The 23rd Conference on Hurricanes and Tropical Meteorology

6A.24
DOPPLER-OBSERVED EYEWALL REPLACEMENT CYCLES IN HURRICANE DANNY NEAR THE ALABAMA COAST AND CORRESPONDING FLUCTUATIONS IN STORM INTENSITY, ORGANIZATION, AND PRECIPITATION

Keith G. Blackwell, University of South Alabama, Mobile, AL; and J. M. Medlin

Danny, a minimal hurricane, produced devastating rains over southwest Alabama on 19-20 July 1997. Hurricane Danny probably is the first tropical cyclone to produce over 1000 mm of rainfall over a flat coastal area while continuously observed by a nearby Doppler radar.

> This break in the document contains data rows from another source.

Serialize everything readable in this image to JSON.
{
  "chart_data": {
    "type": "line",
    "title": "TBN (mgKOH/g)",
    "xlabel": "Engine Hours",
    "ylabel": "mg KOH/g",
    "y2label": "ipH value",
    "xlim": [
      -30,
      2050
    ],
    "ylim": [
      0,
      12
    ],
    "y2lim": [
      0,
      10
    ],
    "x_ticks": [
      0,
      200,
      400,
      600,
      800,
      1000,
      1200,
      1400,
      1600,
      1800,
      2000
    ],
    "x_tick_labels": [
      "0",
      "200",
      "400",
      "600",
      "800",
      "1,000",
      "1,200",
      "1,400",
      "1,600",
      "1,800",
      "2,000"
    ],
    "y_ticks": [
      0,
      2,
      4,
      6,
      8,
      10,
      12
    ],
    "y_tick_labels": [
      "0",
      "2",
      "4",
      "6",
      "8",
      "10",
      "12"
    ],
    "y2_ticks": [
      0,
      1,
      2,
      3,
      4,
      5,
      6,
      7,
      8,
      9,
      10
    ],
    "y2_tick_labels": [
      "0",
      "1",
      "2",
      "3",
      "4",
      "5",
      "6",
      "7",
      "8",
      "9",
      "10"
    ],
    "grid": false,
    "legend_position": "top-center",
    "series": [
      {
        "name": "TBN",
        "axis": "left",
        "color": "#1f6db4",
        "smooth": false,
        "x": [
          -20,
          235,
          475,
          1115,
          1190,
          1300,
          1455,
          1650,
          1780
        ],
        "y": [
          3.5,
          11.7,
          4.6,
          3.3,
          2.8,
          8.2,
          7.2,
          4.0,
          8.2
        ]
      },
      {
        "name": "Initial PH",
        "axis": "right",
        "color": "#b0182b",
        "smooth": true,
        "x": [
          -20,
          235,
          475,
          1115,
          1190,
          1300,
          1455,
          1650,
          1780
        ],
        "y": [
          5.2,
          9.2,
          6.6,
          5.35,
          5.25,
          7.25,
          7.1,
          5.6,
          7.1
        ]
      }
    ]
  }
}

Thus, unlike earlier record-breaking rain producers, such as 1979’s Tropical Storm Claudette in Texas, Hurricane Danny provides a unique opportunity for uninterrupted Doppler observation of a monumental precipitation event.

Danny’s eye remained within 50-80 km of Mobile’s NWS Doppler radar for more than 24 h, thus providing a unique, multi-hour close-up view of Danny’s structure while it approached the Alabama Coast, entered and stalled in Mobile Bay, then made landfall on the Bay’s eastern shore. Danny experienced an eyewall replacement cycle as it approached and entered Mobile Bay. One day earlier, while over open water, a very symmetric Danny was just completing an earlier eyewall contraction which resulted in a single closed eyewall, a 16 km eye diameter, and minimum pressure reading of 984 mb. As Danny edged closer to land, a partially-closed outer eyewall developed near the coast, similar to friction-induced outer eyewalls described by Willoughby. Reconnaissance observed a rising pressure and concentric eyewalls. Doppler radar showed the heaviest rains and strongest winds shifting from the inner to the new outer eyewall (i.e. an increase in the radius of maximum wind (RMW) corresponding with a weakening inner eyewall). This new eyewall replacement cycle continued as the storm moved northward toward the Alabama coast, culminating in strengthening winds, a shrinking of the RMW and contraction of the radar eye to 10 km, and a lowering of pressure to 984 mb for a second time.

Although pressure was falling and the storm was intensifying as the outer eyewall contracted, eyewall convection and precipitation rates and coverage decreased substantially. The area bounded by the the Doppler-derived 25-50 mm h-1 isohyet diminished to only 100 km2 just prior to the storm's lowest pressure, smallest RMW, and best symmetry. Upon completing this eyewall contraction, the storm rapidly lost east-side precipitation as the eye opened and the wind maximum expanded, weakened, and became elevated to the east. In contrast, a huge multi-hour increase in precipitation intensity and coverage occurred in the western eyewall as the storm’s pressure slowly rose. Maximum Doppler winds were within this highly convective western eyewall, and (unlike to the east) were surface-based and at a shorter RMW. The area bounded by the 25-50 mm h-1 isohyet drastically increased over an 11 h period during landfall and ultimately reached 1400 km2.

Nearly all of Danny's precipitation at landfall favored the western semicircle of the storm (Blackwell and Medlin, 1998). Landfalling Hurricane Frederic also displayed this same type of "west-side" asymmetry near Mobile Bay (Parrish et al., 1982; Powell, 1982). Interestingly, enhanced frictional convergence of onshore winds east of the landfall point did not produce enhanced precipitation over the eastern sector of either storm.